In one of the tapes, Grigorieva can be heard saying to Gibson: “You need medication.”

All of this led to ask: “Mel Gibson: Mentally Ill or Maybe Just a Jerk?”

Gibson disclosed in 2008 that he had been diagnosed with bipolar disorder. Could this help explain his horrid behaviour? Perhaps. Anyone who has seen someone in the throes of a manic episode knows the possible volatility of the situation. But in Gibson’s case, one would first need to determine whether he actually has the disorder. (Giving a client a mental health diagnosis is often a very subjective endeavour. Just because one shrink diagnosed you with something does not necessarily mean that you actually have it.) And even if it is established that Gibson does in fact have this disorder, one must then assess the role that this illness plays in his abusive behaviour. Do Gibson’s outbursts occur exclusively during manic episodes? If not, then there is more that is driving his behaviour, and the diagnosis just serves as an excuse. Finally, we should remember that having a mental illness and being a jerk are not mutually exclusive conditions.
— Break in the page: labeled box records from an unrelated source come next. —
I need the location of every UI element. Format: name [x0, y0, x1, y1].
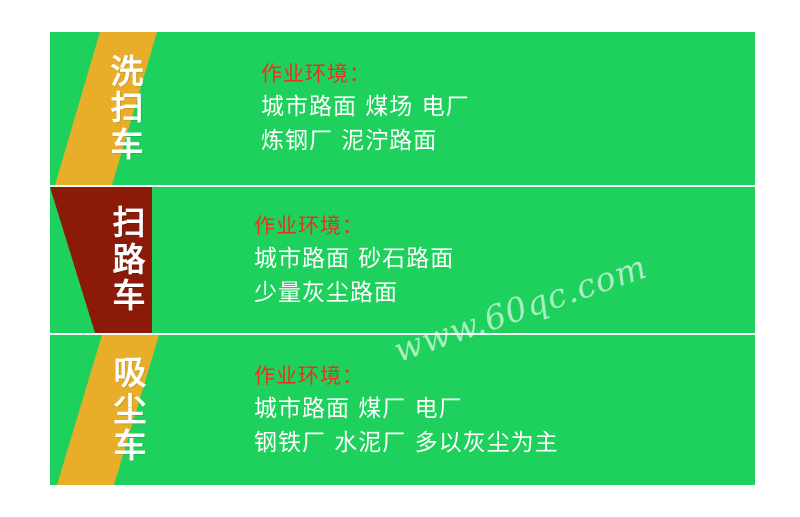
badge-washing-sweeper: 洗 扫 车 — [55, 32, 157, 185]
badge-char: 车 — [114, 429, 147, 464]
badge-char: 扫 — [113, 206, 146, 241]
operating-environment-heading: 作业环境： — [261, 64, 470, 85]
category-row-washing-sweeper: 洗 扫 车 作业环境： 城市路面 煤场 电厂 炼钢厂 泥泞路面 — [50, 32, 755, 185]
badge-char: 洗 — [111, 55, 144, 90]
badge-road-sweeper: 扫 路 车 — [50, 187, 152, 333]
category-row-vacuum-sweeper: 吸 尘 车 作业环境： 城市路面 煤厂 电厂 钢铁厂 水泥厂 多以灰尘为主 — [50, 335, 755, 485]
green-panel: 洗 扫 车 作业环境： 城市路面 煤场 电厂 炼钢厂 泥泞路面 扫 路 — [50, 32, 755, 485]
badge-label-stack: 吸 尘 车 — [114, 356, 147, 464]
row-divider — [50, 185, 755, 187]
operating-environment-heading: 作业环境： — [254, 366, 559, 387]
badge-char: 路 — [113, 243, 146, 278]
environment-line: 城市路面 煤厂 电厂 — [254, 398, 559, 421]
badge-label-stack: 洗 扫 车 — [111, 55, 144, 163]
badge-char: 车 — [111, 128, 144, 163]
badge-char: 吸 — [114, 356, 147, 391]
environment-line: 少量灰尘路面 — [254, 282, 454, 305]
badge-char: 车 — [113, 279, 146, 314]
environment-line: 炼钢厂 泥泞路面 — [261, 130, 470, 153]
category-row-road-sweeper: 扫 路 车 作业环境： 城市路面 砂石路面 少量灰尘路面 — [50, 187, 755, 333]
badge-label-stack: 扫 路 车 — [113, 206, 146, 314]
badge-vacuum-sweeper: 吸 尘 车 — [57, 335, 159, 485]
badge-char: 扫 — [111, 91, 144, 126]
text-block-washing-sweeper: 作业环境： 城市路面 煤场 电厂 炼钢厂 泥泞路面 — [257, 32, 470, 185]
text-block-vacuum-sweeper: 作业环境： 城市路面 煤厂 电厂 钢铁厂 水泥厂 多以灰尘为主 — [250, 335, 559, 485]
row-divider — [50, 333, 755, 335]
environment-line: 钢铁厂 水泥厂 多以灰尘为主 — [254, 432, 559, 455]
environment-line: 城市路面 煤场 电厂 — [261, 96, 470, 119]
infographic-root: 洗 扫 车 作业环境： 城市路面 煤场 电厂 炼钢厂 泥泞路面 扫 路 — [0, 0, 800, 517]
badge-char: 尘 — [114, 393, 147, 428]
text-block-road-sweeper: 作业环境： 城市路面 砂石路面 少量灰尘路面 — [250, 187, 454, 333]
environment-line: 城市路面 砂石路面 — [254, 248, 454, 271]
operating-environment-heading: 作业环境： — [254, 216, 454, 237]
It is totally possible to have one and be the other.

In the meantime, it is critical to keep in mind that most acts of abuse are perpetrated by men who have no diagnosed mental illness, and that the fields of psychology and psychiatry have been remarkably ineffective when it comes to solving the problem of domestic violence perpetration. It is also critical to keep in mind that in the midst of an abusive episode, the abuser’s mental status is, for the most part, irrelevant. What matters is that he stop. And that if he will not – or cannot – stop, then he must be stopped.
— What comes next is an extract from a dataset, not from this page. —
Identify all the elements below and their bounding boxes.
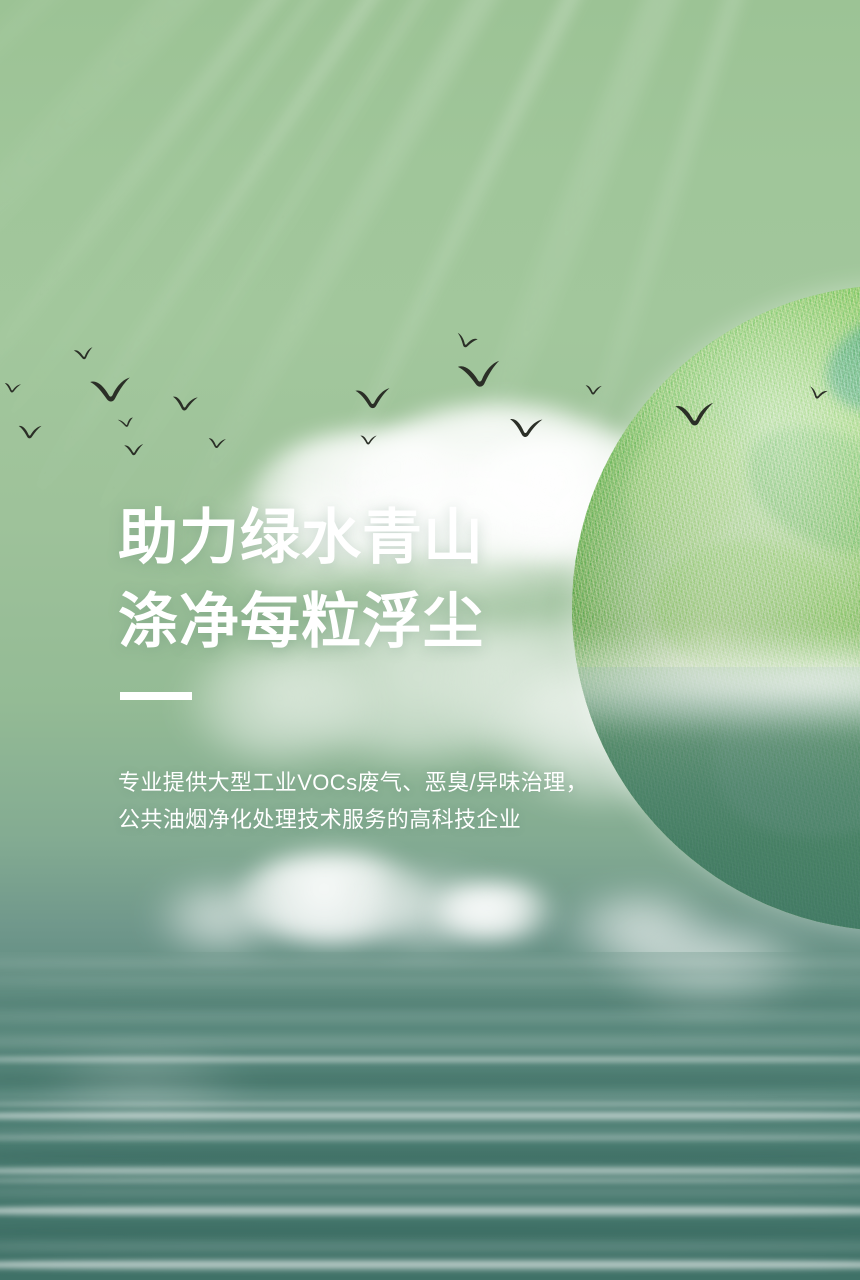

Only after the danger is eliminated and the people he is targeting made safe does the etiology of the behaviour become worth exploring. And if mechanisms for containing the abuser and for ensuring his victims’ safety are not in place, then his abusive behaviour will most likely continue – regardless of its roots.
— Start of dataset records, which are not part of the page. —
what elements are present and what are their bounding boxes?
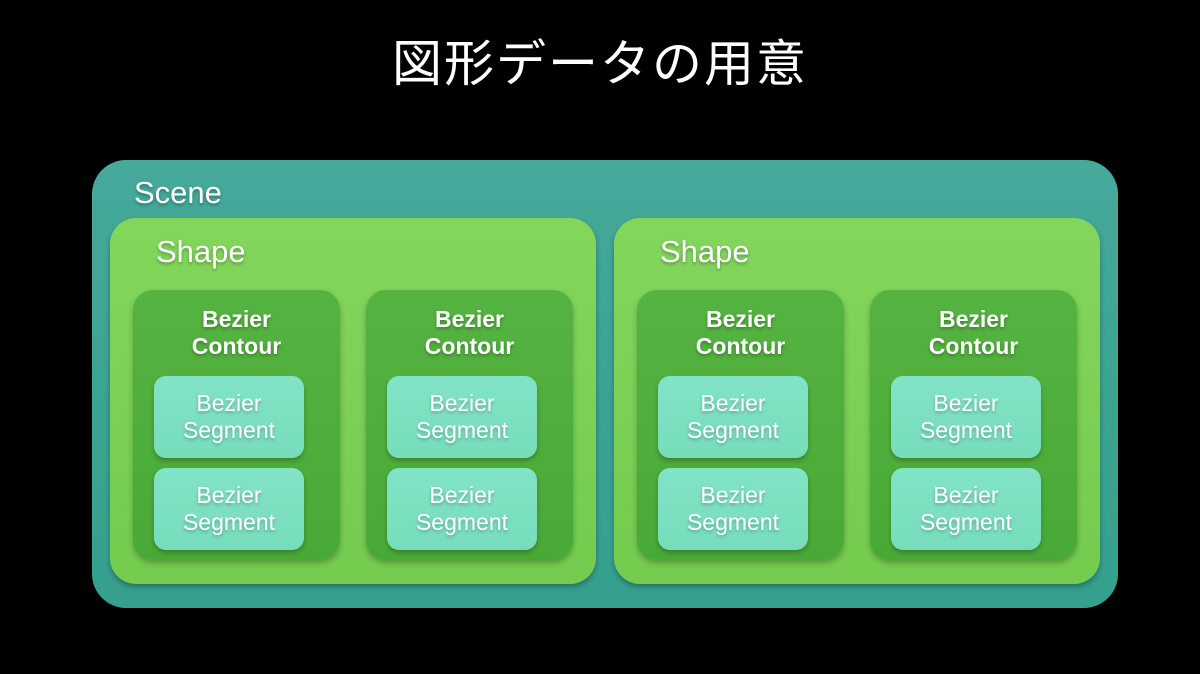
bezier-contour-container: Bezier Contour Bezier Segment Bezi (637, 290, 844, 560)
bezier-segment-label: Bezier Segment (183, 390, 275, 444)
contour-label-line1: Bezier (202, 306, 271, 332)
segment-stack: Bezier Segment Bezier Segment (891, 376, 1041, 550)
segment-label-line2: Segment (416, 509, 508, 535)
bezier-segment-label: Bezier Segment (920, 390, 1012, 444)
segment-label-line1: Bezier (933, 482, 998, 508)
bezier-segment: Bezier Segment (387, 468, 537, 550)
bezier-contour-label: Bezier Contour (133, 306, 340, 360)
bezier-segment-label: Bezier Segment (687, 482, 779, 536)
contour-row: Bezier Contour Bezier Segment Bezi (637, 290, 1077, 560)
contour-label-line2: Contour (696, 333, 785, 359)
segment-label-line2: Segment (416, 417, 508, 443)
shape-container: Shape Bezier Contour Bezier Segment (614, 218, 1100, 584)
bezier-segment: Bezier Segment (154, 376, 304, 458)
bezier-segment-label: Bezier Segment (416, 390, 508, 444)
scene-label: Scene (134, 176, 222, 210)
bezier-segment: Bezier Segment (658, 468, 808, 550)
bezier-contour-container: Bezier Contour Bezier Segment Bezi (133, 290, 340, 560)
bezier-segment: Bezier Segment (387, 376, 537, 458)
contour-label-line2: Contour (929, 333, 1018, 359)
slide-title: 図形データの用意 (0, 34, 1200, 94)
bezier-segment-label: Bezier Segment (183, 482, 275, 536)
bezier-contour-container: Bezier Contour Bezier Segment Bezi (870, 290, 1077, 560)
bezier-contour-container: Bezier Contour Bezier Segment Bezi (366, 290, 573, 560)
shape-container: Shape Bezier Contour Bezier Segment (110, 218, 596, 584)
contour-label-line2: Contour (192, 333, 281, 359)
bezier-segment: Bezier Segment (658, 376, 808, 458)
contour-label-line1: Bezier (435, 306, 504, 332)
segment-label-line1: Bezier (429, 482, 494, 508)
shape-label: Shape (156, 235, 246, 269)
contour-row: Bezier Contour Bezier Segment Bezi (133, 290, 573, 560)
segment-label-line2: Segment (920, 417, 1012, 443)
segment-label-line1: Bezier (196, 482, 261, 508)
scene-container: Scene Shape Bezier Contour Bezier Segmen… (92, 160, 1118, 608)
segment-label-line2: Segment (920, 509, 1012, 535)
segment-label-line1: Bezier (429, 390, 494, 416)
contour-label-line1: Bezier (939, 306, 1008, 332)
bezier-segment-label: Bezier Segment (920, 482, 1012, 536)
bezier-contour-label: Bezier Contour (637, 306, 844, 360)
bezier-segment: Bezier Segment (891, 468, 1041, 550)
bezier-segment: Bezier Segment (891, 376, 1041, 458)
shape-row: Shape Bezier Contour Bezier Segment (110, 218, 1100, 584)
bezier-segment-label: Bezier Segment (416, 482, 508, 536)
segment-label-line1: Bezier (700, 390, 765, 416)
shape-label: Shape (660, 235, 750, 269)
bezier-segment-label: Bezier Segment (687, 390, 779, 444)
segment-label-line2: Segment (687, 417, 779, 443)
segment-label-line1: Bezier (933, 390, 998, 416)
segment-label-line2: Segment (183, 509, 275, 535)
segment-label-line2: Segment (687, 509, 779, 535)
bezier-segment: Bezier Segment (154, 468, 304, 550)
segment-label-line1: Bezier (196, 390, 261, 416)
segment-stack: Bezier Segment Bezier Segment (658, 376, 808, 550)
segment-label-line2: Segment (183, 417, 275, 443)
contour-label-line1: Bezier (706, 306, 775, 332)
contour-label-line2: Contour (425, 333, 514, 359)
segment-stack: Bezier Segment Bezier Segment (154, 376, 304, 550)
segment-stack: Bezier Segment Bezier Segment (387, 376, 537, 550)
bezier-contour-label: Bezier Contour (870, 306, 1077, 360)
segment-label-line1: Bezier (700, 482, 765, 508)
bezier-contour-label: Bezier Contour (366, 306, 573, 360)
The dentist who fixed Grigorieva’s teeth had it right. He was so concerned about her that he offered her and her baby a safe place to stay. He saw in front of him a woman who was in trouble, and, rather than waste much time worrying about whether Gibson was mentally ill, whether he was on drugs, whether he was drinking, whether he had a bad day at the office or a bad childhood, the dentist offered concrete assistance to the person Gibson had victimized. And in the case of domestic violence, concrete action to help the people who are being harmed should always trump speculation about the perpetrator’s mindset.